A Cor Fez a Diferença.

Camila Berteli
16 min readApr 17, 2021

--

É sobre desconstruir. Qual é o nosso papel na criação de novos contextos.

Paula Belle Flores

O mês de março foi muito intenso para mim, positivamente falando. Participei diversas oficinas no programa de pluralidade em meu trabalho, fui convidada para estar em diversos espaços para compartilhar conhecimento. Quem me conhece sabe que isso é uma das coisas que eu mais amo fazer. Mas, com tudo isso veio um profundo sentimento de reflexão, sobre os meus privilégios e desconfortos. Quando isso acontece, meu caminho é escrever.

Por isso, decidi escrever 3 textos, o objetivo é pessoal, mas também de, quem sabe, conectar por meio do meu processo de aprendizagem, mais pessoas e aprender junto!

Eu amo o poder das histórias e hoje vou compartilhar um pouco da minha! O primeiro, que você poderá ler agora— A cor fez a diferença. O segundo — Os Suportes Todos Meus (inspirado no livro da Virginia Woolf) e o terceiro sobre — Gerando Desconfortos, esse talvez o mais difícil.

Eu sou a Camila Berteli, mulher periférica, branca e, sim, muito privilegiada.

O privilégio tem vários subtítulos, pode ser financeiro, de aprendizagem, de rede de suporte, de cor e de muitas coisas. Hoje atendo muitos deles, apesar de ainda construir o meu capital sobre o déficit de muitos que vieram antes de mim. Déficit de moradia, de acesso à educação de alta qualidade, a saúde e muitos outros que os meus ancestrais não tiveram.

Ainda assim, tenho muitos privilégios, posso pagar um aluguel em um bairro com baixo índice de violência, tive acesso à educação pública, porém complementada com cursos, tenho ensino superior, pude viver em uma casa com muito amor, suporte e incentivo familiar e isso é muito, diante do cenário Brasil. Por isso, eu vim falar sobre o meu papel nos espaços que eu ocupo e as reflexões e ações que posso/devo fazer.

Primeiro, começo com um sentimento de que ainda não faço o suficiente e há muito desconforto em mim quando eu penso sobre o quanto eu questiono as conjunturas sociais que eu estou presente.

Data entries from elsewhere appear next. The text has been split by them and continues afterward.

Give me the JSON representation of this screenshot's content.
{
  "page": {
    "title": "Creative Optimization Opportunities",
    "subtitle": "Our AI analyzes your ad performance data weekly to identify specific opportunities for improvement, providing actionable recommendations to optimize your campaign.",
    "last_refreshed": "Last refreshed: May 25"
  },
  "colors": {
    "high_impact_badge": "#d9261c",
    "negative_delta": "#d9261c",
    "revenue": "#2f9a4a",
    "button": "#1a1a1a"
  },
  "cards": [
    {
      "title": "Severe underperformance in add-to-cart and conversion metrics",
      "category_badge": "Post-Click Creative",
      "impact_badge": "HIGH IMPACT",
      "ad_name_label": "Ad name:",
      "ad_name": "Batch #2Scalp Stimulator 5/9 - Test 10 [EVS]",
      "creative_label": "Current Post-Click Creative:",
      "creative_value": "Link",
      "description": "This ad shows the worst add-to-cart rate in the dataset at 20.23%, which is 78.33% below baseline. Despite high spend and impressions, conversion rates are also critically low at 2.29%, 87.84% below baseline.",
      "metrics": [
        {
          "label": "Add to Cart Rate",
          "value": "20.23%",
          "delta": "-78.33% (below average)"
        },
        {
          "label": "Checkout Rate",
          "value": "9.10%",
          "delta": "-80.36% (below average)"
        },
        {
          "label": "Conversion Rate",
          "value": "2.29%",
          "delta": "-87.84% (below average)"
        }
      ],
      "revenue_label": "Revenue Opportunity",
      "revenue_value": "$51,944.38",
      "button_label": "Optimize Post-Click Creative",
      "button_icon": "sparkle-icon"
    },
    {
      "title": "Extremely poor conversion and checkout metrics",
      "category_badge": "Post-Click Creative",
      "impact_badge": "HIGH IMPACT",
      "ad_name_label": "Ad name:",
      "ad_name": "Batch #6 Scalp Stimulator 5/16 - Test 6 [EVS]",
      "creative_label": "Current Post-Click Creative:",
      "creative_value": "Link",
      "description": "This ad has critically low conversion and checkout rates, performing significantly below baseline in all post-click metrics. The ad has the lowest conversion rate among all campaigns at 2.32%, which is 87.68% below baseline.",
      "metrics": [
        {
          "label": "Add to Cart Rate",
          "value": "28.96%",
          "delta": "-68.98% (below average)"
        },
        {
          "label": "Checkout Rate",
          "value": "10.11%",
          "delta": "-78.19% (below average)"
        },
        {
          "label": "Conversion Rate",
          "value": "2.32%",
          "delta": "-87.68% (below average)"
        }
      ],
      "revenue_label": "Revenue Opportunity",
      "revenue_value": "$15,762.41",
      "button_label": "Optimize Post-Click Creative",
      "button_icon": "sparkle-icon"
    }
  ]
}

Ih lá vem a defensora das vítimas do sistema, você pode pensar! Essa palavra que a gente insiste em apontar como o maior dos defeitos do capitalismo moderno. Sim, eu carrego minhas lutas. Até onde eu posso ir? Como ainda deixo escapar momentos que poderia ter me posicionado. Eu me cobro para estar atenta e, principalmente, consciente no mundo atual. Para mim, pensar sobre como as historias das pessoas são construídas é o oposto do vitimismo. Para mim, é só a partir da conclusão de que há muitas diferenças no mundo que se pode fazer algo. E é por ai que comecei.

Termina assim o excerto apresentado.